Longhorn Cavern State Park Information:
The 645 acres of parkland were acquired between 1932 and1937 from private owners. The park opened to the public 1938. Because of the cave, the park was declared a National Natural Landmark in 1971.During the 1800s, Comanches kidnapped a young women named Mariel King and held her in the cave. Three Texas Rangers rescued her. She later married Logan Van Deever, one of her rescuers. During the Civil War, Confederate soldiers used the cave’s main room as a gunpowder factory. Bat guano was used to make saltpeter for the powder. The gunpowder was stored in the small rooms located at the back of the cave. It is said that Sam Bass used the cave as a hideout in the 1870s.
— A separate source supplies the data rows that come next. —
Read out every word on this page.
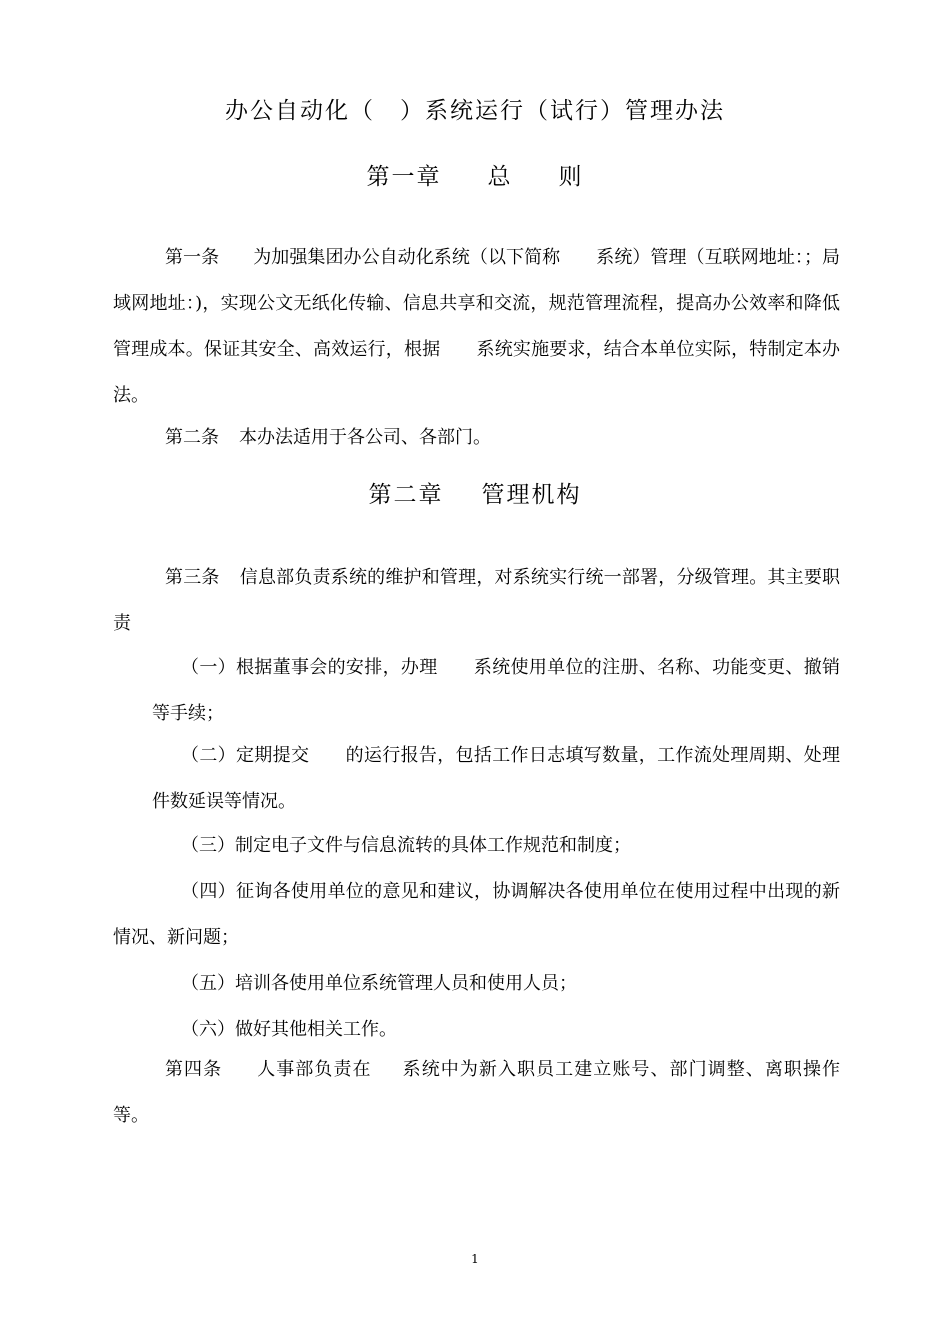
办公自动化（　）系统运行（试行）管理办法
第一章 总 则
第一条 为加强集团办公自动化系统（以下简称 系统）管理（互联网地址：；局域网地址：)，实现公文无纸化传输、信息共享和交流，规范管理流程，提高办公效率和降低管理成本。保证其安全、高效运行，根据 系统实施要求，结合本单位实际，特制定本办法。
第二条 本办法适用于各公司、各部门。
第二章 管理机构
第三条 信息部负责系统的维护和管理，对系统实行统一部署，分级管理。其主要职责
（一）根据董事会的安排，办理 系统使用单位的注册、名称、功能变更、撤销等手续；
（二）定期提交 的运行报告，包括工作日志填写数量，工作流处理周期、处理件数延误等情况。
（三）制定电子文件与信息流转的具体工作规范和制度；
（四）征询各使用单位的意见和建议，协调解决各使用单位在使用过程中出现的新情况、新问题；
（五）培训各使用单位系统管理人员和使用人员；
（六）做好其他相关工作。
第四条 人事部负责在 系统中为新入职员工建立账号、部门调整、离职操作等。
1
In the 1920s, a businessman built a wooden dance floor in the cave and opened a restaurant in a back room. The owners sold the cave to the Texas Parks Board in 1931. The CCC (Civilian Conservation Corps)made many improvements to the cave. Much of the cave consisted of low crawlways, so the CCC excavated much of the fill. The original floor deposits, mud, guano and bone laden clay, were removed. The bats were driven out and no longer occupy the cave. The cave has few formations but does have nice wall sculpting and large calcite crystals. The cavern temperature is 68 degrees year round. Group hiking tours, the Wild Cave tour and special geology tours are available. Park entrance fees apply. The park is located on Park Road 4 near the town of Buchanan Dam, four miles from Inks Lake State Park. For more information read the Parks Brochure, and watch the Park Video. Longhorn Cavern State Park Facilities Map
Longhorn Cavern State Park Directions:
From Marble Falls drive north on U.S. 281 for approximately 8.5 miles; watch for the State Park signs. Go left (west) on Park Road 4, and drive 6 miles to Longhorn Cavern State Park headquarters. From Longhorn Cavern State park the road continues 4 miles to Inks Lake State Park. Burnet is another 3 miles north on U.S. 281.